I dossier controversi sono tanti, ma quello che è più pericoloso per Renzi è il Fiscal Compact; da quell’accordo può dipendere sua la sopravvivenza politica: il Premier sa che il 2016 in qualche modo passerà, ma nel 2017, per evitare che scattino gli aumenti di tasse già previsti, dovrà racimolare dai 25 ai 30 Mld e scordarsi i tagli di tasse già annunciati. Imporre nuovi balzelli con un’economia che stagna, e con tutte le promesse fatte di abbassare la pressione fiscale, sarebbe il suo suicidio politico in un anno vicino alle elezioni.
Per questo ha iniziato le manovre per chiedere di allentare i vincoli del Fiscal Compact. E qui ha toccato un nervo scoperto nei piani alti della Ue. La Germania e i Paesi del Nord criticano sempre più aspramente quell’accordo per motivi esattamente opposti: fra eccezioni a chi non si può fare a meno di farne (vedi la Francia) e pseudo flessibilità, lo ritengono sempre più inadeguato a garantirli in un mondo sempre più caotico.
Di qui la messa in mora della Commissione da parte dell’azionista di riferimento della Ue, ossia di Berlino e delle altre Capitali che le stanno dietro. Per gli euro burocrati il pericolo enorme è che si sfasci tutto in breve tempo, lasciandoli privi di potere e privilegi.
La strategia per evitarlo, dettata subito dopo lo scontro al summit del dicembre scorso, è semplice quanto collaudata: dopo una serie di consultazioni con le varie Cancellerie europee (con la Germania dietro a darle peso) è partita l’offensiva dei vertici della Ue, che ha lasciato l’Italia isolata. Gli attacchi, oltre ad essere rivolti al Premier, mirano a delegittimare l’intero Governo ed a minare la tenuta del Sistema Italia.
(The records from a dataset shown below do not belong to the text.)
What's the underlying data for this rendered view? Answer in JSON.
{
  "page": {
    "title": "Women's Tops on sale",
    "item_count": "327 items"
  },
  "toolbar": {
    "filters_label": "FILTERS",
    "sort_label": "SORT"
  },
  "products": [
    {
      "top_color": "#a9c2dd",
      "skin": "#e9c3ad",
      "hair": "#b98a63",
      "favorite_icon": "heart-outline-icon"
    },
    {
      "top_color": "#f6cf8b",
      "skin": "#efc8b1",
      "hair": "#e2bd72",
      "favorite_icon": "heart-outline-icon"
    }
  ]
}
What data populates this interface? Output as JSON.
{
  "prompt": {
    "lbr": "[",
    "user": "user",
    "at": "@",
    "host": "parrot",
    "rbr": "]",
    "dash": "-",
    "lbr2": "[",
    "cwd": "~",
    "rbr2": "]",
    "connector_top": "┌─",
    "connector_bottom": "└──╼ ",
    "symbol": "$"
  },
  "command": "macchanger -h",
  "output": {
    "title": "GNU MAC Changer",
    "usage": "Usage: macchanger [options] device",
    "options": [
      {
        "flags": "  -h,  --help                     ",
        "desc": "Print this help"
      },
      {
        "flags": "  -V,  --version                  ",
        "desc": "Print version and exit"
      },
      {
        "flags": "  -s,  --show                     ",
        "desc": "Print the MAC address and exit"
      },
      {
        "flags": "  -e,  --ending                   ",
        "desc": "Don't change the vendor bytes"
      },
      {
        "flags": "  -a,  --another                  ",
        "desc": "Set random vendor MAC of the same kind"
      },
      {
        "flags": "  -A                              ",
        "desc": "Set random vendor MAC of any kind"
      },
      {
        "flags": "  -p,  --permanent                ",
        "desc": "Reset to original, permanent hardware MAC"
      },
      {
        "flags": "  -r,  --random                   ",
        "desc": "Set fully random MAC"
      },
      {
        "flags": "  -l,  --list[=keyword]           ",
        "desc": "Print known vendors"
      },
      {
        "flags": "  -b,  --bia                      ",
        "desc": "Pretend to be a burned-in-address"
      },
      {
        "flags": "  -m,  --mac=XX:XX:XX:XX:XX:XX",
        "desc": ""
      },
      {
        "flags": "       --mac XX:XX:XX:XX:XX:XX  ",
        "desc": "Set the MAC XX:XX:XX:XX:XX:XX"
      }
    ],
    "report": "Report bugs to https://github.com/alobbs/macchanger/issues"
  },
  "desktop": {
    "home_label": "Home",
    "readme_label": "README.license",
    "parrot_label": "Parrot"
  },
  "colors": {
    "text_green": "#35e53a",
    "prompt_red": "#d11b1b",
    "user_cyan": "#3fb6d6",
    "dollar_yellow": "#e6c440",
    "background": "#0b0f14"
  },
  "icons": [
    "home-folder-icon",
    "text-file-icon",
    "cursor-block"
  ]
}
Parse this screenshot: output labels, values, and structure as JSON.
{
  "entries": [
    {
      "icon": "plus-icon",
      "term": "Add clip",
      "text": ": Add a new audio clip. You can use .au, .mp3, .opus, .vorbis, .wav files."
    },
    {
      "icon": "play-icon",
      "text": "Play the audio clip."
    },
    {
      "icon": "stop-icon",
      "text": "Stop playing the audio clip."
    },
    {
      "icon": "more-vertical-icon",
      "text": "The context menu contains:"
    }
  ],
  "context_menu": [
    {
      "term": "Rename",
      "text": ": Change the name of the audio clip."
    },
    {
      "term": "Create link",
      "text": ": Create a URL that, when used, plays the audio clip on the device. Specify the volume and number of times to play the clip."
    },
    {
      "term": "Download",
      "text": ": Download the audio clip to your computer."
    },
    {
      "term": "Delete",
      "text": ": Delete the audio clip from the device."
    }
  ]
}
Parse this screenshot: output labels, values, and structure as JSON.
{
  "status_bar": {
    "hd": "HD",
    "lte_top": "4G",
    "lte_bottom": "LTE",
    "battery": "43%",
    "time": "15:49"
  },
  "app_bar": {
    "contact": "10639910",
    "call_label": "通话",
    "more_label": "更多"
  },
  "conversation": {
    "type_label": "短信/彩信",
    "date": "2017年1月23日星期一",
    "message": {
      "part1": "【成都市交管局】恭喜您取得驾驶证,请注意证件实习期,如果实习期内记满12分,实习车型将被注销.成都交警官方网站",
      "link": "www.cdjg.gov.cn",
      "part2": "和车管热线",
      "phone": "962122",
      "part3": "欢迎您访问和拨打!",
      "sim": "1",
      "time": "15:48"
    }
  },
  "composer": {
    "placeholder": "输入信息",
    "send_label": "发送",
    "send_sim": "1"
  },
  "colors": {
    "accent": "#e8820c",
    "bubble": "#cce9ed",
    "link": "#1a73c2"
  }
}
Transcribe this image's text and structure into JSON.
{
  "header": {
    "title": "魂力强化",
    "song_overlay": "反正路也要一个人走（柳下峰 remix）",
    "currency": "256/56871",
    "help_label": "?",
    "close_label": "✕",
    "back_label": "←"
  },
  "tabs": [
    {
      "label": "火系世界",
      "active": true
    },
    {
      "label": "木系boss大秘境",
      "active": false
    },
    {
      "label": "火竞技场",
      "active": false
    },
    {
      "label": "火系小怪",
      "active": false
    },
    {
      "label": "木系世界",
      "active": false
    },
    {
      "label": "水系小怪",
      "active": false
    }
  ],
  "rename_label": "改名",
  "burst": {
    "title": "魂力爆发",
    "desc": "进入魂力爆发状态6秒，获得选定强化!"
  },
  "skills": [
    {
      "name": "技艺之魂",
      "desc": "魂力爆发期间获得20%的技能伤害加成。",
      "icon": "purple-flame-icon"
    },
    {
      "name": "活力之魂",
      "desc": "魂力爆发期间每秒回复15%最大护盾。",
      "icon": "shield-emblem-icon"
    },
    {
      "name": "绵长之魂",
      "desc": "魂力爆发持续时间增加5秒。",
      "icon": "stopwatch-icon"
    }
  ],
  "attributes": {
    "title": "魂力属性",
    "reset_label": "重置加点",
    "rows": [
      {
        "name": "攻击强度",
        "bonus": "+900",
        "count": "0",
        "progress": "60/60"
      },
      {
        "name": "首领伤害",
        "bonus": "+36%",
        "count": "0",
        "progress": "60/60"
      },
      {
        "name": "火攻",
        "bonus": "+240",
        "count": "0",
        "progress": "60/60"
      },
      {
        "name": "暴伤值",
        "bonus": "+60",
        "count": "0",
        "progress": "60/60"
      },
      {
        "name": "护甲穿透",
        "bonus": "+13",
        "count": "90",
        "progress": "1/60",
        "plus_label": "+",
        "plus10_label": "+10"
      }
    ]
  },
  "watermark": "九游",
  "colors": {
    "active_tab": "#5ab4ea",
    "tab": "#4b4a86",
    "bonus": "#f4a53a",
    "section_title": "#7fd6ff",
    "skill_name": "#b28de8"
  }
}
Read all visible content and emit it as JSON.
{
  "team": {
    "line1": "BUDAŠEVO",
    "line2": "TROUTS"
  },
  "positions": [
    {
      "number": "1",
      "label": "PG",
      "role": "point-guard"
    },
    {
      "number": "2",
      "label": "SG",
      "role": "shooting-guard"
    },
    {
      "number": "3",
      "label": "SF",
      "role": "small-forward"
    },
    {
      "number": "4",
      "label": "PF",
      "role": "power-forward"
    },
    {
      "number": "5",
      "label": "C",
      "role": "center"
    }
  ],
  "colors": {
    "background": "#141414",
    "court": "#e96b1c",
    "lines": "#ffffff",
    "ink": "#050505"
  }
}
Alle spalle, più che mai pronta in questi momenti di grave turbolenza finanziaria, c’è la speculazione internazionale in attesa di una vittima da mettere nel mirino.
E a un Paese sotto attacco, con il famigerato spread che risale, i conti che rischiano d’andare a gambe all’aria, e soprattutto senza una leadership forte con le idee chiare, non resta che tornare con il cappello in mano da una Bruxelles arcigna che le detterà i suoi diktat. Magari con l’ennesimo Governo tecnico messo su per l’emergenza, a far digerire ciò che è indigeribile.
È la ricetta già usata con Monti, e poi reiterata più pesantemente ad Atene: colpirne uno per ammonire gli altri (e salvare i privilegi degli euro burocrati insieme al potere di Berlino).
È un fatto che nei momenti peggiori, a reggere le sorti del Paese ci siano solo guitti della peggiore specie: allora Berlusconi adesso Renzi. No, non è una maledizione, purtroppo l’Italia è questa.